It seems people really put down Feliks for some reason. Feliks has completely dominated the cubing world, and as far as I know nobody else up there has to the extent Feliks has. He did it so quickly too.


----------



## Kirjava (Mar 18, 2012)

HelpCube said:


> It seems people really put down Feliks for some reason.


 
Care to provide evidence?


----------



## PandaCuber (Mar 19, 2012)

Define: Greatest...


----------



## scotzbhoy (Mar 19, 2012)

Quite a lot of pretty obvious choices missing from this poll. I think Erik, Milan and Bence are up there.


----------



## drewsopchak (Mar 19, 2012)

Myself.


----------



## ressMox (Mar 19, 2012)

HelpCube said:


> Just answer the question, the greatest in your opinion, whatever section you want it to be.
> 
> It seems people really put down Feliks for some reason. Feliks has completely dominated the cubing world, and as far as I know nobody else up there has to the extent Feliks has.
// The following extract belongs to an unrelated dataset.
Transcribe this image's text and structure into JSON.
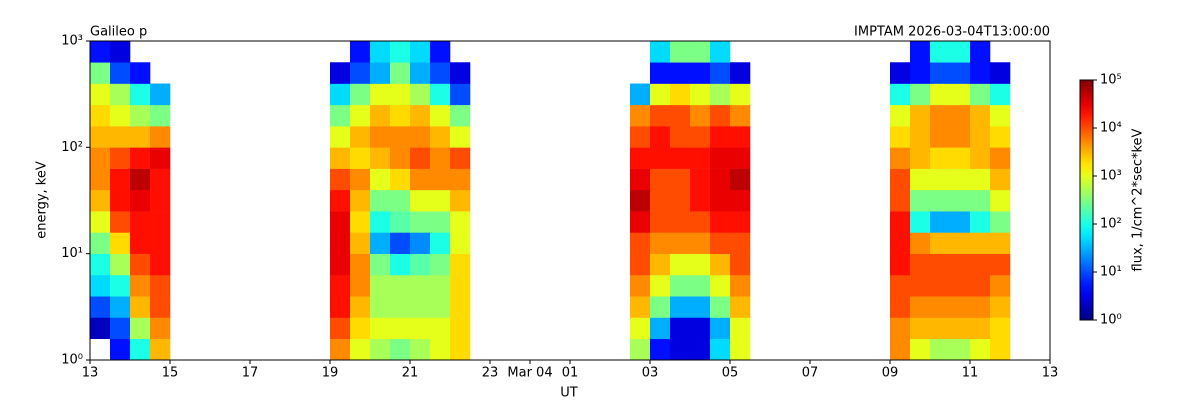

He did it so quickly too.


 

The problem is that the thread has not defined the term greatest? Does greatest mean fastest? Most contributions to cubing theory and puzzle solving? Just whoever we like the best? Most contributions to the cubing community? As Sahid mentioned, the term "great" is vague. If greatest means fastest, or most dominant, then yes, many people would probably vote for Feliks, with WCA stats to back it up. But if we are taking other things into consideration, then the question becomes considerably more complicated. If we consider any other factor, then the given list is not nearly long enough. If the list includes people like Matyas Kuti, then why not Erik Akkersdijk as many people have mentioned. If we consider contributions to cube theory and methods, then why not people like Heise, or Roux, or Zbigniew? If we consider contributions to the community, then why not people like badmephisto, or Thrawst who have helped countless people make the step forward from a total noob? Hell, why not Tyson Mao?

TL;DR: Ill-defined terminology and poll options aren't complete enough.


----------



## Zhanchi1 (Mar 19, 2012)

Sahid Velji said:


> Could you please define "greatest" in this case? That is actually very vague, do you mean fastest? Greatest contributer? Or just personal favorite?


Greatest: personal favorite


----------



## ressMox (Mar 19, 2012)

Zhanchi1 said:


> Greatest: personal favorite


 
Greatest should not equal personal favorite in my opinion. And in that case, how does this thread differ from www.speedsolving.com/forum/showthread.php?19031-Favorite-Cuber ? 

I really do hope I don't sound rude, I just don't think that a poll system would work for a question that has such a wide array of answers. Especially one that mostly includes the people who would be considered some of the fastest or most dominant competitors. There are many who have done great things for the cubing community, but may not necessarily be the fastest cubers. I just think that they deserve a bit more appreciation than the "Other" option.


----------



## ThomasJE (Mar 20, 2012)

Zhanchi1 said:


> All the the others are in the poll OTHER
> Erik is in the poll OTHER
> And matyas held several world records, despite his cheat



But he cheated. So, surely he can't be the greatest cuber ever.
And Erik also held a number of records.


----------



## James Ludlow (Mar 20, 2012)

Erik


----------



## merryme (Mar 21, 2012)

I guess most of us will consider the speed as the standard of how great a cuber is. So I said Feliks Zemdegs.


----------



## aikikai_cuber (Mar 21, 2012)

FRANK MORRIS!!!!!!!


----------



## insane569 (Mar 21, 2012)

Stefan is winning by far. He is an overall funny guy who contributes alot to the forums and is really active in the cubing world. He wins.


----------



## PandaCuber (Mar 21, 2012)

why so many people coose feliks


----------



## conn9 (Mar 29, 2012)

I can't see me loving nobody but Yu, Nakajimaaaaaaaaaaaaaaa!


Spoiler






Spoiler






Spoiler



no homo


----------



## That70sShowDude (Mar 29, 2012)

PandaCuber said:


> why so many people coose feliks



why so many people not choose feliks?


----------